Funded Research
Aging and the Reliability of Survey Data
Source: NIH/NIA
Active: 02/15/03 - 01/31/07
Investigator(s):
Duane Alwin
Willard Rodgers
This research investigates the relationship of age to measurement errors in survey-administered self-report questionnaires. The overall aims of this project are to better understand the nature of survey measurement errors and the processes by which they are generated, and to make practical recommendations about the characteristics of survey questions that will improve the quality of data in surveys of the aging population.

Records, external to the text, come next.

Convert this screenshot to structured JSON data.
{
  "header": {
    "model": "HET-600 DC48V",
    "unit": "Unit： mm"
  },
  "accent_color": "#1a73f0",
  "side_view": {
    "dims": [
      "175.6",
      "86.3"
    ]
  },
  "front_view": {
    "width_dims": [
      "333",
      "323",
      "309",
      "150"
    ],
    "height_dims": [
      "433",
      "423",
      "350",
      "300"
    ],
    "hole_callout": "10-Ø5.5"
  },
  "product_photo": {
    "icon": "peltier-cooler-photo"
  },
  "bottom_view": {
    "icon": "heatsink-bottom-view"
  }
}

To accomplish these goals the research conducts a systematic analysis of the reliability of responses to survey questions using several nationally-representative panel data sets. First, we build upon our prior NSF-supported research using three surveys from the National Election Study (NES) series -- the 1956-58-60, 1972-74-76, and 1992-94-96 panel studies of the American electorate, and a fourth panel survey, the 1986-89-94 Americans' Changing Lives (ACL) study of health and well-being, to examine reliability by age. Second, we investigate these issues using two innovative panel surveys of middle-aged and older adults: the original Health & Retirement Study (HRS) panel study of pre-retirement men and women aged 51-61 assessed in 1992 (n=9,824), and re-interviewed in 1994, 1996, 1998, 2000, and 2002 and the parallel study of Asset and Health Dynamics (AHEAD) which interviewed adults aged 70 and above in 1993, and re-interviewed them in 1995, 1998, 2000 and 2002 (n= 7,447). The younger HRS (birth cohorts of 1931-41) and older AHEAD (birth cohorts of 1923 and before) respondents were asked many of the same questions, permitting the comparison of measurement errors across groups.
Age-specific levels of reliability will be estimated for approximately 1,000 survey questions using a variety of state-of-the-art estimation strategies. Two basic approaches will be employed in the estimation of reliability first the SEM-based maximum-likelihood approach for situations where it makes sense to assume continuous unobserved latent variables, and second the latent transition models that are appropriate where the unobserved latent variables are latent classes. Within the SEM approach the research will employ several different estimation strategies depending on the scale assumptions appropriate to the observed data, including standard Pearson-based covariance approaches for continuous variables, tetrachoric correlations for dichotomous variables and the polychoric-based asymptotic covariance approach with weighted least squares estimation for ordinal variables. A major focus of the analysis is on age-related differences in the impact of the formal properties of survey questions (e.g., question content, length of question text, number and complexity of response options, and the provision of explicit Don't Know response options) on reliability.
Assembling information on reliability from these data sources can help improve knowledge about the strengths and weaknesses of survey data. It is expected that the results of this research will be relevant to the general task of uncovering the sources of age-related measurement errors in surveys and the improvement of methods of survey data collection across the life span through the application of this knowledge.